The actual procedure in early March was a breeze, Tuggle recalled. Shields numbed his eye, injected the drug, and six hours later, used a laser to activate the light-sensitive dye that is part of the therapy.
His dose was purposely low, intended more to test safety than effectiveness. Patients in the next trial will get multiple, higher doses. Still, a month after Tuggle's injection, Shields was pleased to find that the tumor had begun to atrophy. Based on animal studies, it takes three or four months to gauge the response.
"I've got a lot of faith," said Tuggle, who said he has had no side effects. "In my mind, it's already worked."
De los Pinos, a molecular biologist who previously worked in Eli Lilly & Co.'s oncology division, founded Cambridge, Mass.-based Aura in 2009 with the goal of developing a highly targeted approach to cancer treatment.

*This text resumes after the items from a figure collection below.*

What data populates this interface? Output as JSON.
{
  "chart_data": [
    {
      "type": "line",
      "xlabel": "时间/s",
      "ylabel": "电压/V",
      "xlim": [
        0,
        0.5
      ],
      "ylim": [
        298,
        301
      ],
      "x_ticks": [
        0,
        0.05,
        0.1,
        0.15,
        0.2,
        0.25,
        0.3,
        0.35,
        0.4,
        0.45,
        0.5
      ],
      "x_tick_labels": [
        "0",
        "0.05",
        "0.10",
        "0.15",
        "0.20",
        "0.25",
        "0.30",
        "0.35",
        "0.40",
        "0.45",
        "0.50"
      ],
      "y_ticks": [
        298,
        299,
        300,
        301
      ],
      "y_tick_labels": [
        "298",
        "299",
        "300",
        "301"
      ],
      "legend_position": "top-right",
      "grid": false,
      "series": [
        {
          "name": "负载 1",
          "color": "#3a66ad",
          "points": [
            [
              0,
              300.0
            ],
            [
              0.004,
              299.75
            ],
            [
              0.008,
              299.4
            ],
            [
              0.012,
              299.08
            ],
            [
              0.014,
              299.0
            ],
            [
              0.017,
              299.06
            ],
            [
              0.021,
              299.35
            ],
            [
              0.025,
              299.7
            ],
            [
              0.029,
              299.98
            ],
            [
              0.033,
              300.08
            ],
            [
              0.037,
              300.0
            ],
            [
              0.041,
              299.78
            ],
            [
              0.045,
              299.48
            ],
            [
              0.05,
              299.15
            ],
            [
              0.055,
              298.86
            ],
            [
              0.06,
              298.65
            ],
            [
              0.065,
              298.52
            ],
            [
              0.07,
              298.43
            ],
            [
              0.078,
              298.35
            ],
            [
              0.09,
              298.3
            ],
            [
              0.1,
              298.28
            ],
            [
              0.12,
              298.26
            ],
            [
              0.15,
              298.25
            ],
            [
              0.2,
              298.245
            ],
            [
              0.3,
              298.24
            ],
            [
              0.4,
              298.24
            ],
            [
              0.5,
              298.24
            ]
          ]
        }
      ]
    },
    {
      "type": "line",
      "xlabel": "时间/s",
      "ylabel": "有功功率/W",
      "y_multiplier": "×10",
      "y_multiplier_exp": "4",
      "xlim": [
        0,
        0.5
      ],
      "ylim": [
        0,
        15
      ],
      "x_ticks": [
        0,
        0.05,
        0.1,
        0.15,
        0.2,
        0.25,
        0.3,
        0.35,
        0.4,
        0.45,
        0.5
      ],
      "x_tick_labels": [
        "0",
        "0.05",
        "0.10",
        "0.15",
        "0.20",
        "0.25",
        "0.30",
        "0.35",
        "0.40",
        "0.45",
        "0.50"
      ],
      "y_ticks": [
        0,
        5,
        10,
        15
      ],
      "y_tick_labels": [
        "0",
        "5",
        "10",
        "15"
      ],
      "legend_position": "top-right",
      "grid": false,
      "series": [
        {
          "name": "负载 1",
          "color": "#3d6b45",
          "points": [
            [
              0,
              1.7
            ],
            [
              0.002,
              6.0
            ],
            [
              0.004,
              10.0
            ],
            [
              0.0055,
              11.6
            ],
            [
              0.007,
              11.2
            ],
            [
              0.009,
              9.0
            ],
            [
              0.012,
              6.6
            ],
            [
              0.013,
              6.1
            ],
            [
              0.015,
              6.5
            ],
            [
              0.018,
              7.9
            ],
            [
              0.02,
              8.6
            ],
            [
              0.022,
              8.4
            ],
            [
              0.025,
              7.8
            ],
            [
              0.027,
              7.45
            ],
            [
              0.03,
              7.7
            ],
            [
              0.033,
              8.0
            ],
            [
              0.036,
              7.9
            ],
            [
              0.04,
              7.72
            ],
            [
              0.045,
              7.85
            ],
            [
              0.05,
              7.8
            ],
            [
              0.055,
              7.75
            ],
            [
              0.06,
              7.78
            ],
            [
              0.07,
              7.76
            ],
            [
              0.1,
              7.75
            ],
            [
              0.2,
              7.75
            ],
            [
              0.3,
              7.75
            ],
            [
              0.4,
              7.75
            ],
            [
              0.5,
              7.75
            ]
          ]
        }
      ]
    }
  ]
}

The first product candidate is built on decades of advances involving, of all things, the human wart virus — human papillomavirus, or HPV.
In the 1980s, certain virulent strains of HPV were shown to cause cervical cancer. In the 1990s, scientists figured out how to make harmless, empty HPV shells — called virus-like particles — to prime the immune system to ward off the real germ. Virus-like particles became the basis of Merck's groundbreaking cervical cancer prevention vaccine, Gardasil, approved in 2006.
More recently, a team at the National Cancer Institute led by John T. Schiller and Douglas R. Lowy deciphered how HPV infects certain cervical cells in the first place. Physically "disrupted" cells overproduce a carbohydrate molecule that normally helps with wound healing. The virus binds to that molecule, called heparan sulfate proteoglycans. Healthy intact cells, meanwhile, resist being bound.
Using animal models, the NCI researchers showed that virus-like particles behaved like the actual virus, using the carbohydrate to attach to tumors. And not just in the cervix. In 2015, Schiller, Lowy, Aura's de los Pinos, and others published a study that showed virus-like particles "can infect a broad range of cancer cell types," including ovarian and lung, by binding to the carbohydrate.
Since virus-like particles are harmless on their own, Aura's are coupled with a light-sensitive dye. When activated by laser light, the dye becomes toxic to the tumor cells' membranes and — if all goes as expected — selectively kills the cancer.
Although ocular melanoma is rare, Shields has long urged people to get annual eye checks because finding it early is critical.
Now, she foresees a way to make early detection less dreadful.